Nah. He's more of the no-nonsense cutthroat.
Harris is more of the advocate.
Hitchins is just a cockbag.
True that. Sagan was awesomesauce.
The Demon-Haunted World is, I think, probably the best "atheist" book, even though it's not explicitly an atheist book at all.
Agreed; approaching religion alone is understandable as it is the largest form of that kind of thinking, but there are other consequences and Sagan approaches them all (or lots of them). He approaches the root of that thinking itself. Great book.
He has this way of talking that makes his speeches sound so grand added to that, his turtle neck might as well be the Atheists' Roman collar.
edit:
-"Down there, in the basement of the brain are some of things our ancestors needed to survive: aggression, child rearing... following leaders blindly..."
too good.
the "no true scotch man" fallacy.
Except you are only taking omnipotence as far as you like it. If you accept that he can do anything including logical contradictions like free will and no evil, then the current world we live in is perfect. It matters not one bit if you think it is or isn't, due to him being omnipotent, even the imperfect is perfect. In other words, its the perfect defense for literally everything.
I suggest a more toned down version of omnipotence where you can't logically contradict yourself, or don't bother to have the discussion because you have already lost.
...
Or there might not be a god. Or at least not an omnipotent one.
That's one of the big draws of Deism. No "Problem of Evil" or whatnot because the universe was created by a god who slamed some shit together and let it run.

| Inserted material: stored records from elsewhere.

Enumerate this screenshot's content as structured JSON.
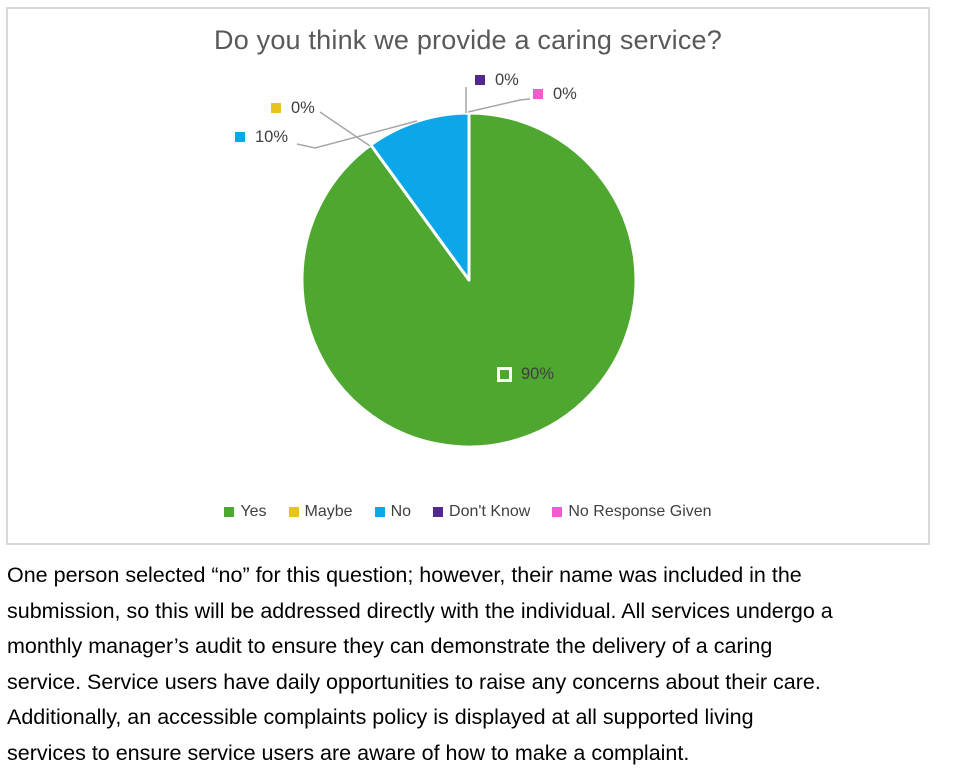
{
  "chart": {
    "title": "Do you think we provide a caring service?",
    "colors": {
      "yes": "#4EA72E",
      "maybe": "#E7C31B",
      "no": "#0BA7E8",
      "dont_know": "#512991",
      "no_response": "#F25ACD",
      "leader_line": "#A6A6A6",
      "border": "#D9D9D9",
      "title_text": "#595959",
      "label_text": "#404040"
    },
    "data_labels": {
      "yes": "90%",
      "maybe": "0%",
      "no": "10%",
      "dont_know": "0%",
      "no_response": "0%"
    },
    "legend": [
      {
        "label": "Yes",
        "color_key": "yes"
      },
      {
        "label": "Maybe",
        "color_key": "maybe"
      },
      {
        "label": "No",
        "color_key": "no"
      },
      {
        "label": "Don't Know",
        "color_key": "dont_know"
      },
      {
        "label": "No Response Given",
        "color_key": "no_response"
      }
    ]
  },
  "chart_data": {
    "type": "pie",
    "title": "Do you think we provide a caring service?",
    "categories": [
      "Yes",
      "Maybe",
      "No",
      "Don't Know",
      "No Response Given"
    ],
    "values": [
      90,
      0,
      10,
      0,
      0
    ],
    "value_unit": "percent",
    "data_labels": [
      "90%",
      "0%",
      "10%",
      "0%",
      "0%"
    ],
    "slice_colors": [
      "#4EA72E",
      "#E7C31B",
      "#0BA7E8",
      "#512991",
      "#F25ACD"
    ],
    "legend_position": "bottom",
    "start_angle_deg": 0,
    "direction": "clockwise"
  },
  "commentary": {
    "lines": [
      "One person selected “no” for this question; however, their name was included in the",
      "submission, so this will be addressed directly with the individual. All services undergo a",
      "monthly manager’s audit to ensure they can demonstrate the delivery of a caring",
      "service. Service users have daily opportunities to raise any concerns about their care.",
      "Additionally, an accessible complaints policy is displayed at all supported living",
      "services to ensure service users are aware of how to make a complaint."
    ]
  }
}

You still seem to be under the impression that Quantum mechanics are a kind of magic.
Look, it doesn't matter that there's a probability that your head will teleport to Pluto; it's not gonna happen!

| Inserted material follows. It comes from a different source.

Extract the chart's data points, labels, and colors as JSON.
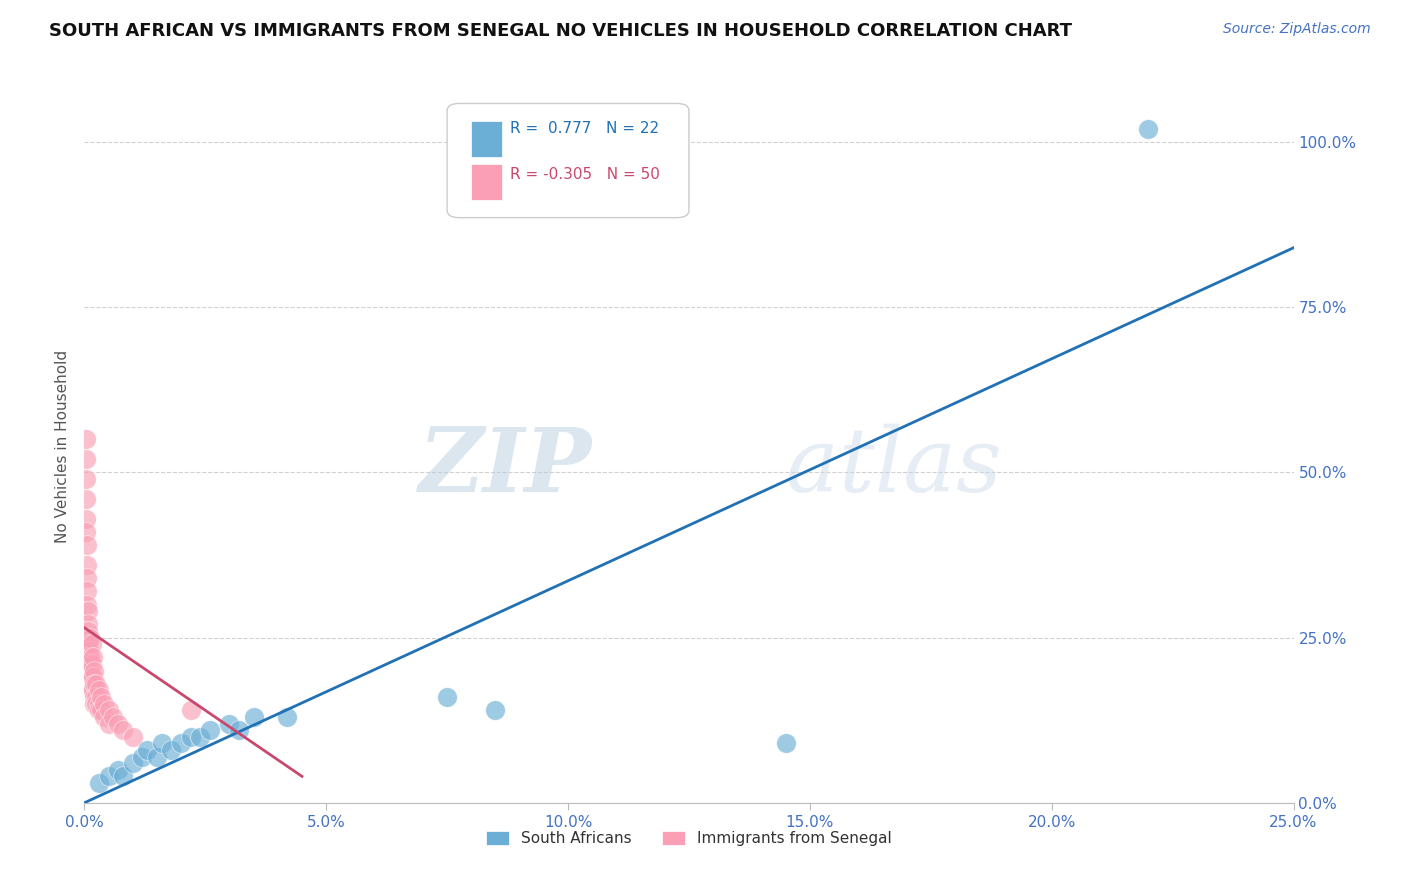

Maybe I should've put: :rotate::rotate::rotate::rotate::rotate: after it?
isn't that the part they edited out from the end of the bible?
If I started a religion based on another book.... let's say the Lord Of The Rings. And I gained great success and many followers with it, believing that Sauron was an invisible god watching us constantly and that fairies and Hobbits and Elves were secretly living on the Earth. And out of this success I got very rich and started influencing political parties and had people voted in to power in major countries who said they believed in this religion and said that Gandalf talked to them and told them to do 'x' and 'y'.

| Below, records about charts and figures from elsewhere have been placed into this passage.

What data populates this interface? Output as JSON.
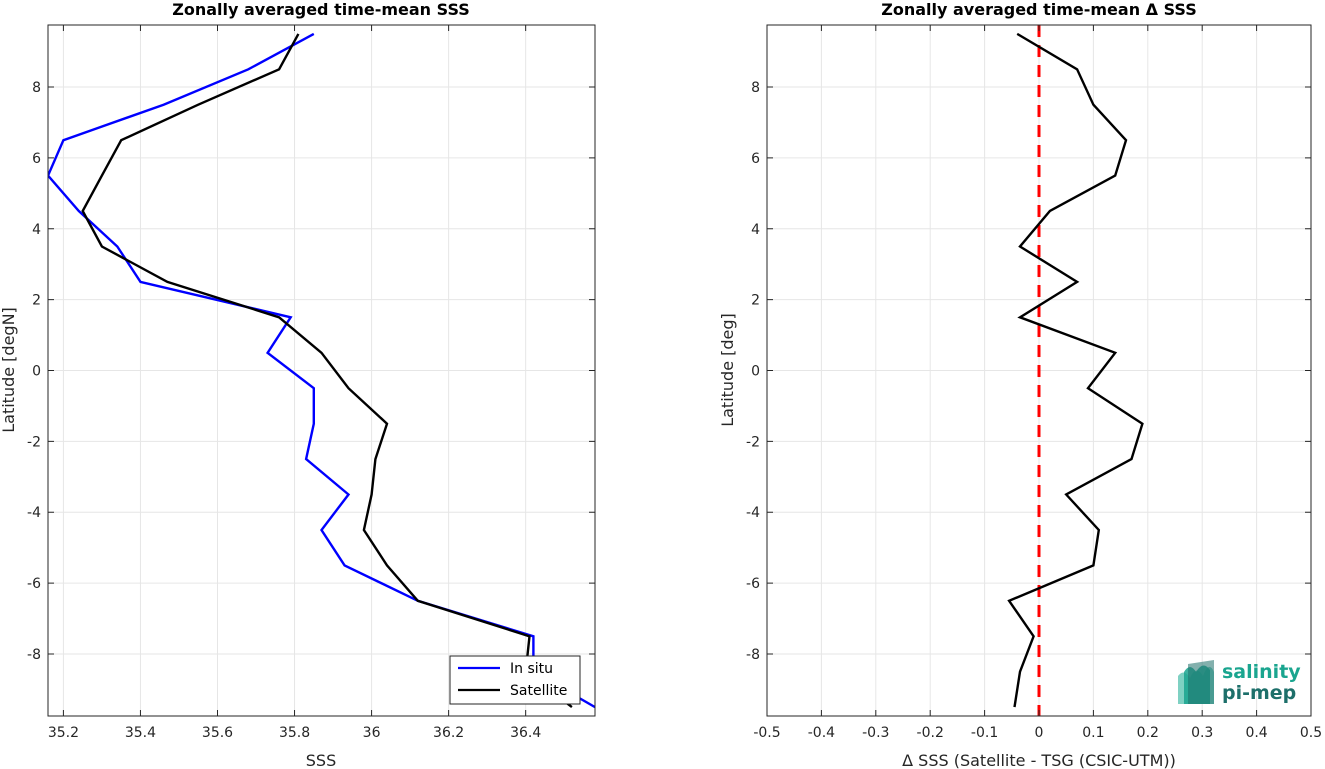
{
  "chart_data": [
    {
      "type": "line",
      "title": "Zonally averaged time-mean SSS",
      "xlabel": "SSS",
      "ylabel": "Latitude [degN]",
      "xlim": [
        35.16,
        36.58
      ],
      "ylim": [
        -9.75,
        9.75
      ],
      "xticks": [
        35.2,
        35.4,
        35.6,
        35.8,
        36,
        36.2,
        36.4
      ],
      "xtick_labels": [
        "35.2",
        "35.4",
        "35.6",
        "35.8",
        "36",
        "36.2",
        "36.4"
      ],
      "yticks": [
        -8,
        -6,
        -4,
        -2,
        0,
        2,
        4,
        6,
        8
      ],
      "ytick_labels": [
        "-8",
        "-6",
        "-4",
        "-2",
        "0",
        "2",
        "4",
        "6",
        "8"
      ],
      "grid": true,
      "legend": {
        "position": "bottom-right",
        "entries": [
          "In situ",
          "Satellite"
        ]
      },
      "series": [
        {
          "name": "In situ",
          "color": "#0000ff",
          "points": [
            [
              35.85,
              9.5
            ],
            [
              35.68,
              8.5
            ],
            [
              35.46,
              7.5
            ],
            [
              35.2,
              6.5
            ],
            [
              35.16,
              5.5
            ],
            [
              35.24,
              4.5
            ],
            [
              35.34,
              3.5
            ],
            [
              35.4,
              2.5
            ],
            [
              35.79,
              1.5
            ],
            [
              35.73,
              0.5
            ],
            [
              35.85,
              -0.5
            ],
            [
              35.85,
              -1.5
            ],
            [
              35.83,
              -2.5
            ],
            [
              35.94,
              -3.5
            ],
            [
              35.87,
              -4.5
            ],
            [
              35.93,
              -5.5
            ],
            [
              36.12,
              -6.5
            ],
            [
              36.42,
              -7.5
            ],
            [
              36.42,
              -8.5
            ],
            [
              36.58,
              -9.5
            ]
          ]
        },
        {
          "name": "Satellite",
          "color": "#000000",
          "points": [
            [
              35.81,
              9.5
            ],
            [
              35.76,
              8.5
            ],
            [
              35.55,
              7.5
            ],
            [
              35.35,
              6.5
            ],
            [
              35.3,
              5.5
            ],
            [
              35.25,
              4.5
            ],
            [
              35.3,
              3.5
            ],
            [
              35.47,
              2.5
            ],
            [
              35.76,
              1.5
            ],
            [
              35.87,
              0.5
            ],
            [
              35.94,
              -0.5
            ],
            [
              36.04,
              -1.5
            ],
            [
              36.01,
              -2.5
            ],
            [
              36.0,
              -3.5
            ],
            [
              35.98,
              -4.5
            ],
            [
              36.04,
              -5.5
            ],
            [
              36.12,
              -6.5
            ],
            [
              36.41,
              -7.5
            ],
            [
              36.4,
              -8.5
            ],
            [
              36.52,
              -9.5
            ]
          ]
        }
      ]
    },
    {
      "type": "line",
      "title": "Zonally averaged time-mean Δ SSS",
      "xlabel": "Δ SSS (Satellite - TSG (CSIC-UTM))",
      "ylabel": "Latitude [deg]",
      "xlim": [
        -0.5,
        0.5
      ],
      "ylim": [
        -9.75,
        9.75
      ],
      "xticks": [
        -0.5,
        -0.4,
        -0.3,
        -0.2,
        -0.1,
        0,
        0.1,
        0.2,
        0.3,
        0.4,
        0.5
      ],
      "xtick_labels": [
        "-0.5",
        "-0.4",
        "-0.3",
        "-0.2",
        "-0.1",
        "0",
        "0.1",
        "0.2",
        "0.3",
        "0.4",
        "0.5"
      ],
      "yticks": [
        -8,
        -6,
        -4,
        -2,
        0,
        2,
        4,
        6,
        8
      ],
      "ytick_labels": [
        "-8",
        "-6",
        "-4",
        "-2",
        "0",
        "2",
        "4",
        "6",
        "8"
      ],
      "grid": true,
      "reference_line": {
        "x": 0,
        "color": "#ff0000",
        "style": "dashed"
      },
      "series": [
        {
          "color": "#000000",
          "points": [
            [
              -0.04,
              9.5
            ],
            [
              0.07,
              8.5
            ],
            [
              0.1,
              7.5
            ],
            [
              0.16,
              6.5
            ],
            [
              0.14,
              5.5
            ],
            [
              0.02,
              4.5
            ],
            [
              -0.035,
              3.5
            ],
            [
              0.07,
              2.5
            ],
            [
              -0.035,
              1.5
            ],
            [
              0.14,
              0.5
            ],
            [
              0.09,
              -0.5
            ],
            [
              0.19,
              -1.5
            ],
            [
              0.17,
              -2.5
            ],
            [
              0.05,
              -3.5
            ],
            [
              0.11,
              -4.5
            ],
            [
              0.1,
              -5.5
            ],
            [
              -0.055,
              -6.5
            ],
            [
              -0.01,
              -7.5
            ],
            [
              -0.035,
              -8.5
            ],
            [
              -0.045,
              -9.5
            ]
          ]
        }
      ]
    }
  ],
  "logo": {
    "line1": "salinity",
    "line2": "pi-mep",
    "colors": [
      "#1aa58f",
      "#1d6f6a",
      "#7fd1c3"
    ]
  }
}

Would other religious people be pissed off? Because there is just as much evidence that the things in the Lord Of The Rings are true as there are to the things in the Bible being true.
I mean, I know i'd be hella pissed off if a Scientologist came into power.
As for painting Dawkins as an "asshole" atheist, I think that's a bit of a stretch. He's outspoken, but I very rarely see anything other than fair, reasoned arguments from him. And I think the tendency to paint someone as an "asshole" just because they don't quietly tiptoe around when talking about faith is part of the problem.